Pourtant, ce choix de coloration trouve toute sa justification lorsque l’on comprend que The Immigrant, avant d’être un film sombre sur la face cachée du rêve américain, est un film sur la chaleur humaine et la solidarité. À ce titre, les critiques que l’on peut trouver dans la presse sur la prétendue « froideur » du film sont incompréhensibles. Même pour les scènes les plus difficiles, Gray prend le parti de rester dans le malaise sans jamais aller dans le glauque comme l’aurait fait un David Fincher. C’est ainsi que le réalisateur – qui est aussi l’un des deux scénaristes - choisit un jeune garçon timide, que son riche père veut déniaiser, comme premier « client » d’Ewa plutôt qu’un pervers misérable et expérimenté façon Monster. De la même façon, les trois seuls autres « clients » vus à la caméra seront des hommes aimables manifestement amoureux de la fille. La violence du film se trouve en fait ailleurs : dans le rejet d’Ewa par sa propre famille, dans ses traumatismes qui ne sont qu’évoqués. Tant et si bien que le personnel du bordel apparaît accueillant. Le film rappelle en cela une autre œuvre, bien plus étrange formellement, à savoir Macadam Cowboy, dans laquelle un jeune texan débarque plein d’espoir à New-York avant de devenir gigolo et de trouver l’amitié auprès d’un jeune escroc infirme et tuberculeux. C’est, bien plus que n’importe quel autre film sur l’immigration et les années 20, ce film qui se rapproche le plus de The Immigrant.

Sauf que le fragile Dustin Hoffmann laisse ici sa place à un autre interprète, que le film impose définitivement comme un acteur de génie : Joaquin Phoenix, qui, cinq ans après son travail prodigieux dans Two Lovers, tout en subtilité et en frustration tue, livre ici la performance la plus ahurissante de sa carrière. Avec un charisme qui n’est pas sans rappeler Marlon Brando – oui, rien de moins – il passe avec une facilité déconcertante du minable énamouré au colérique frustré dont on devine la jeunesse difficile, en particulier dans la scène montrant la première dispute avec Ewa, qui est sans conteste la plus tendue du film. La prestation de Marion Cotillard est à saluer également. L’actrice, injustement qualifiée de mauvaise parce qu’elle a eu la malchance d’être dirigée par un réalisateur qui ne sait pas filmer les femmes – Christopher Nolan, en l'occurence – montre, après De rouilles et d’os et Public enemies, qu’elle est une actrice talentueuse dès lors qu’elle est entre de bonnes mains. Pour compléter le trio, Jeremy Renner s’en sort très bien, réussissant à rendre charismatique et attachant un personnage finalement assez fade au milieu des deux autres.
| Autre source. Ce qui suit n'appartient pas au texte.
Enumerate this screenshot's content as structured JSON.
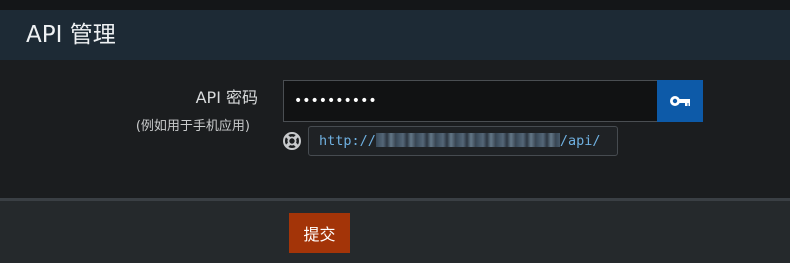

The Immigrant tire également parti de son traitement de la religion, et plus largement de la foi, armure qui lie le « youpin » et la « polak » catholique cherchant à se protéger d’une société dure, corrompue et tolérant tant bien que mal l’arrivée des immigrés dans leur ville, les poussant à vivre dans la misère et, par la même occasion, créant des liens de solidarité. Là où l’excellent Prisoners voyait la religion comme un catalyseur en panne qui justifie les pires dérives d’autodéfense, et comme responsable des traumatismes de certaines victimes de pédophilie,The Immigrant est un film sur la puissance du Pardon, même si cela n’est pas flagrant au début. La très belle scène où Ewa se confesse à un prêtre annonce la dernière du film. Celle-ci, très cruelle, montre une révélation qui remet toute l’œuvre en question, et fait effondrer de désespoir l’héroïne. Pourtant cette dernière clora le film sur une ultime parole d’amour et de réconciliation aussi inattendue que touchante, qui n’est pas sans évoquer la fin de La Nuit nous appartient, qui montrait deux frères aux rapports difficiles s’avouant leur amour fraternel commun.

The Immigrant est donc un film magnifique, parfois cruel mais toujours humain dont le très beau dernier plan est une parfaite synthèse. Techniquement aboutie, aidée par sa superbe direction artistique, sa belle photographie et sa musique – qui, hélas, s’avère parfois poussive et redondante – cette œuvre réussit là où L’Etrange Histoire de Benjamin Button avait échoué : offrir à un réalisateur de films sombres un film à costume émouvant et sincère sans tomber dans la tourte à Oscars. Du grand art.